Penulis pertama makalah ini, Kiran Krishnamachari – seorang Sarjana Ilmu Komputer dan Informasi A*Star yang berafiliasi dengan GIS – mencatat bahwa VarNet mampu belajar mendeteksi mutasi dari data mentah dengan cara yang dilakukan ‘seorang pakar manusia ketika memeriksa potensi mutasi dengan tangan. .
“Hal ini memberi kami keyakinan bahwa sistem dapat mempelajari fitur mutasi yang relevan ketika dilatih pada kumpulan data sekuens besar, menggunakan strategi pengawasan kami yang lemah dan tidak memerlukan pelabelan manual yang berlebihan,” katanya.
Meskipun orang dapat mengidentifikasi mutasi kanker secara akurat, hal ini seringkali memakan waktu.
Pendekatan berbasis AI berpotensi melakukan tugas yang sama pada tiga miliar nukleotida dalam genom manusia dalam waktu yang sangat singkat yang dibutuhkan seorang ahli manusia, kata Dr Skanderup, yang juga salah satu penulis makalah tersebut.

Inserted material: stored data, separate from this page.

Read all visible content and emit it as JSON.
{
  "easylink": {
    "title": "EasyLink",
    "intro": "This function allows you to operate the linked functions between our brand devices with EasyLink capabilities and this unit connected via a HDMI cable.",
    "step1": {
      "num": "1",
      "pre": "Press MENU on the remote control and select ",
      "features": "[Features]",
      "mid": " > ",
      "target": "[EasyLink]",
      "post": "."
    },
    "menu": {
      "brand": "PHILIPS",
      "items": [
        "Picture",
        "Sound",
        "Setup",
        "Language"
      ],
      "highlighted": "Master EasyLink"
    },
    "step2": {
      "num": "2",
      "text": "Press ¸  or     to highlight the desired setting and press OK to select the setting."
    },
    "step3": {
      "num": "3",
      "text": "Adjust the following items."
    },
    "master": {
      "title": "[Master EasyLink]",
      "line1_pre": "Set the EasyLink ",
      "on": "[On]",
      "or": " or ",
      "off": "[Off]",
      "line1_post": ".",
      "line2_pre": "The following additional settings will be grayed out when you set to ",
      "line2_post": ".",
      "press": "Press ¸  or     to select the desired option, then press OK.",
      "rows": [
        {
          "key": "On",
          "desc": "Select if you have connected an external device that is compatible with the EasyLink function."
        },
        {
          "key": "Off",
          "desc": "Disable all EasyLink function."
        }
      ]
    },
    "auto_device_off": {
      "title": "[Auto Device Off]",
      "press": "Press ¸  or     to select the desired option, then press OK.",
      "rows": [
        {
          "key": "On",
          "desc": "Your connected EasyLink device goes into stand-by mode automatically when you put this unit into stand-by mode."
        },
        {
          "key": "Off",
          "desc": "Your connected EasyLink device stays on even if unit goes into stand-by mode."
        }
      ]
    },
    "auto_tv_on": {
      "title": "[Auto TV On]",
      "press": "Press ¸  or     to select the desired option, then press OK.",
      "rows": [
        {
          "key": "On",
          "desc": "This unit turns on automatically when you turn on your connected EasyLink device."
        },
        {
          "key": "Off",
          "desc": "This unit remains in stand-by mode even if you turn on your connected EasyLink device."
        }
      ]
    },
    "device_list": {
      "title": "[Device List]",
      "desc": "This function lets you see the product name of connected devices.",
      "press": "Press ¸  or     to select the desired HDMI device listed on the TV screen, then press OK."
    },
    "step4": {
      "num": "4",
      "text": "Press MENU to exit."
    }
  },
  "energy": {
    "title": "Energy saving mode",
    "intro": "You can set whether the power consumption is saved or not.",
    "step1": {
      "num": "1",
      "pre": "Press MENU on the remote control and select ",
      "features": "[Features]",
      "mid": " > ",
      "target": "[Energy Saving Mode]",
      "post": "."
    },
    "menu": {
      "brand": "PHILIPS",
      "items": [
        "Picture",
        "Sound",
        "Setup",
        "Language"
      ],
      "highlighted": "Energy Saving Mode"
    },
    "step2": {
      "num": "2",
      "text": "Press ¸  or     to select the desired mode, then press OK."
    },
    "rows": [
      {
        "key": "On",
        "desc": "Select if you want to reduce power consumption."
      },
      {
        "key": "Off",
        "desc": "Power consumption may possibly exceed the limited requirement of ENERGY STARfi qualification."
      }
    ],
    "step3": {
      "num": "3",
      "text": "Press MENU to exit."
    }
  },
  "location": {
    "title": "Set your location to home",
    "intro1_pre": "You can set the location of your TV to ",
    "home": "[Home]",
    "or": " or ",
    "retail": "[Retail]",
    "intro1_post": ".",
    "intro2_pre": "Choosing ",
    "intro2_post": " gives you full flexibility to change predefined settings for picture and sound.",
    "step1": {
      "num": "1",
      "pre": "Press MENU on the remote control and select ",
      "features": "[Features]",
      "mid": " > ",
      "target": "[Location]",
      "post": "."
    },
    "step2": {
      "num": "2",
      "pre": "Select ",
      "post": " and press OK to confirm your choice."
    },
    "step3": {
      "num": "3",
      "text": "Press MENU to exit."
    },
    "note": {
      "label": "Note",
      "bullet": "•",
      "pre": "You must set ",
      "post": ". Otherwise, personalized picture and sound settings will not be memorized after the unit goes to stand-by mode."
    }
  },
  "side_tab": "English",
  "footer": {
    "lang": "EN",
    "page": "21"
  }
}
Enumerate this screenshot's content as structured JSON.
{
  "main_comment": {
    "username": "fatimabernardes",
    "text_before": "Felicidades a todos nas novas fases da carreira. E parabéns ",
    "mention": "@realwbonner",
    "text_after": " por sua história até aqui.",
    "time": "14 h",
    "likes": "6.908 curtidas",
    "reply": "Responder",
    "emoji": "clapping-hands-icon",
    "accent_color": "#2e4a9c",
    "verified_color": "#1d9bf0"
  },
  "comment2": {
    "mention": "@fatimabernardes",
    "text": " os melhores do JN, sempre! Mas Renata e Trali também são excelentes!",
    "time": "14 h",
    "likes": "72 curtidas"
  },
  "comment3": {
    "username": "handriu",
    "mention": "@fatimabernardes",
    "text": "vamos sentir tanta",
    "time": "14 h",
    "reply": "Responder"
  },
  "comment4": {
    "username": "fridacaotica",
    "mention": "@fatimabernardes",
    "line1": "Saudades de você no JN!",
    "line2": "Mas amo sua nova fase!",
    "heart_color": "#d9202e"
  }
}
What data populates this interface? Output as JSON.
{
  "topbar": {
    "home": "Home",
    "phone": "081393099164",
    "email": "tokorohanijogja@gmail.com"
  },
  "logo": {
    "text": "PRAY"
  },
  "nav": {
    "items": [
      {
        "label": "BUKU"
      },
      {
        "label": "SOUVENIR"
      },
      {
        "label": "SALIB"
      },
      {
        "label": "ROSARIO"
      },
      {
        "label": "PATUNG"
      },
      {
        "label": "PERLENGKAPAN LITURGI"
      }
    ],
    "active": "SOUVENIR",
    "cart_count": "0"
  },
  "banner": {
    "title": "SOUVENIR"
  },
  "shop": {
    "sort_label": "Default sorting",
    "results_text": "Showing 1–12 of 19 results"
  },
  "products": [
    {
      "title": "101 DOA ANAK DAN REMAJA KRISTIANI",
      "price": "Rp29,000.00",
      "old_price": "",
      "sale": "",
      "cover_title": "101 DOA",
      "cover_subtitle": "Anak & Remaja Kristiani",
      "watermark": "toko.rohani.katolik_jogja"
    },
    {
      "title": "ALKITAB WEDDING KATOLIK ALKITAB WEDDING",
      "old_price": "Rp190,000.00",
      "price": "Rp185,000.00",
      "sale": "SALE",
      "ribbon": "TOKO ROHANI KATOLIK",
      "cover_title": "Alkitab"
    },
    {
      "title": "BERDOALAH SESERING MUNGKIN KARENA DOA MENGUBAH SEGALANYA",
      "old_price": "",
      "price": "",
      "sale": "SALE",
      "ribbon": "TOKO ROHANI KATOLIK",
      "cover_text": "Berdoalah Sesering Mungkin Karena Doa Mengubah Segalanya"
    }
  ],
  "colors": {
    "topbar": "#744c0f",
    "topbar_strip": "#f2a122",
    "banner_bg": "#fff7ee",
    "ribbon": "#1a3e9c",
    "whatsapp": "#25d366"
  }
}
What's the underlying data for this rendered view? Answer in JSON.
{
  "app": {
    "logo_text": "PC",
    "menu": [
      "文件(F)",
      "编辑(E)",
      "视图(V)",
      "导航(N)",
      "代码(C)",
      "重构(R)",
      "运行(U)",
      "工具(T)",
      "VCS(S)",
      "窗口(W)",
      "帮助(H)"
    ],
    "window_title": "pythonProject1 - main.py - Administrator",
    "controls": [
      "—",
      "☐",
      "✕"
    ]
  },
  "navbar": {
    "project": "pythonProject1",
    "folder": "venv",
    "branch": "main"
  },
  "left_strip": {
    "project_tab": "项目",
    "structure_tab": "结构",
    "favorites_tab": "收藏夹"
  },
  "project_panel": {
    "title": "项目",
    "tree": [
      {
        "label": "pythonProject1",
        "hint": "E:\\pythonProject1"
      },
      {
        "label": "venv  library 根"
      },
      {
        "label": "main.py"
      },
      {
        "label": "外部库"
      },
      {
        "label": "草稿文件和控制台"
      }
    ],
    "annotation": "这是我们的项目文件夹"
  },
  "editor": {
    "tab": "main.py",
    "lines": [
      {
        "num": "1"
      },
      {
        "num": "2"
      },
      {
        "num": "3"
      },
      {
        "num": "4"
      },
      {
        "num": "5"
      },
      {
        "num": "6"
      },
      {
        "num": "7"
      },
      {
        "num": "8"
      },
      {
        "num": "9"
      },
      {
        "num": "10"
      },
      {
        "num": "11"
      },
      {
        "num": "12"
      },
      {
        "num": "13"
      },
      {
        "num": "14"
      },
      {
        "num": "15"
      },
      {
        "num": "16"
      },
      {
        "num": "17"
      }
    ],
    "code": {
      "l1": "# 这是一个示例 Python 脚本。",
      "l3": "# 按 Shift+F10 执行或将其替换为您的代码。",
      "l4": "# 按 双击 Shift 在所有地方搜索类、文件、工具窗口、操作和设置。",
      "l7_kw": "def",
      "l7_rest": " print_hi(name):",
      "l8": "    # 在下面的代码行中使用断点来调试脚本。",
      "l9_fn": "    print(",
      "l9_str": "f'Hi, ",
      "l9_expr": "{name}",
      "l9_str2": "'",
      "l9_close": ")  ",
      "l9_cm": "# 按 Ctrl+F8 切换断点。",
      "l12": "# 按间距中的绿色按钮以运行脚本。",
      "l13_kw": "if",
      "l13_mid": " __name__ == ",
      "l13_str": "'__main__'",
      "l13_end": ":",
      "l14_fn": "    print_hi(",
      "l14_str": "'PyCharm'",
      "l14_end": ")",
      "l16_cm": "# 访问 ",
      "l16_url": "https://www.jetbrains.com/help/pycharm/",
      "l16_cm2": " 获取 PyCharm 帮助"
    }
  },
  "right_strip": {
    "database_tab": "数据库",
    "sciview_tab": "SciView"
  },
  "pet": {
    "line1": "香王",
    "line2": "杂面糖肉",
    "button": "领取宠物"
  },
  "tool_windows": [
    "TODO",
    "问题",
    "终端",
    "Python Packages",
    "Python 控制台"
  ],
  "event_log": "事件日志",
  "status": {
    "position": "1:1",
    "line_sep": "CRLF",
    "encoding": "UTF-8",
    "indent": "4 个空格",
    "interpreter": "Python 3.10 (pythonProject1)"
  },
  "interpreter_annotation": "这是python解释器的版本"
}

Untuk makalah penelitiannya, VarNet dilatih berdasarkan data dari lebih dari 300 genom normal dan tumor yang cocok, yang terdiri dari tujuh jenis kanker – paru-paru, sarkoma, kolorektal, limfoma, tiroid, hati, dan perut.
Data pelatihan dihasilkan dari data tumor pengurutan seluruh genom dari rumah sakit dan lembaga penelitian di sini, termasuk National University Hospital Singapura dan National Cancer Centre Singapura, serta program genom kanker Amerika Serikat The Cancer Genome Atlas.
Kode sumber untuk VarNet telah tersedia secara online untuk komunitas riset internasional, yang anggotanya sudah menggunakannya dan melaporkan temuan mereka di makalah, kata Dr Skanderup, seraya menambahkan bahwa timnya juga bekerja sama dengan pihak lain untuk menguji teknologi tersebut dalam penelitian klinis. . . proyek.
Meskipun metode AI seperti VarNet tidak akan menggantikan dokter manusia, mereka dapat memberikan informasi yang lebih akurat dan rinci kepada dokter untuk ditindaklanjuti, katanya.
“Kami sangat bersemangat untuk mengujinya lebih lanjut dan pada akhirnya memindahkannya ke klinik agar dapat menyesuaikan strategi pengobatan bagi pasien dengan lebih akurat.”
Kanker adalah penyebab kematian paling umum di Singapura, menyumbang 23,9 persen kematian di sini pada tahun 2022. Terdapat 80.753 kasus kanker yang dilaporkan di sini antara tahun 2016 dan 2020, menurut Laporan Tahunan Singapore Cancer Registry 2020.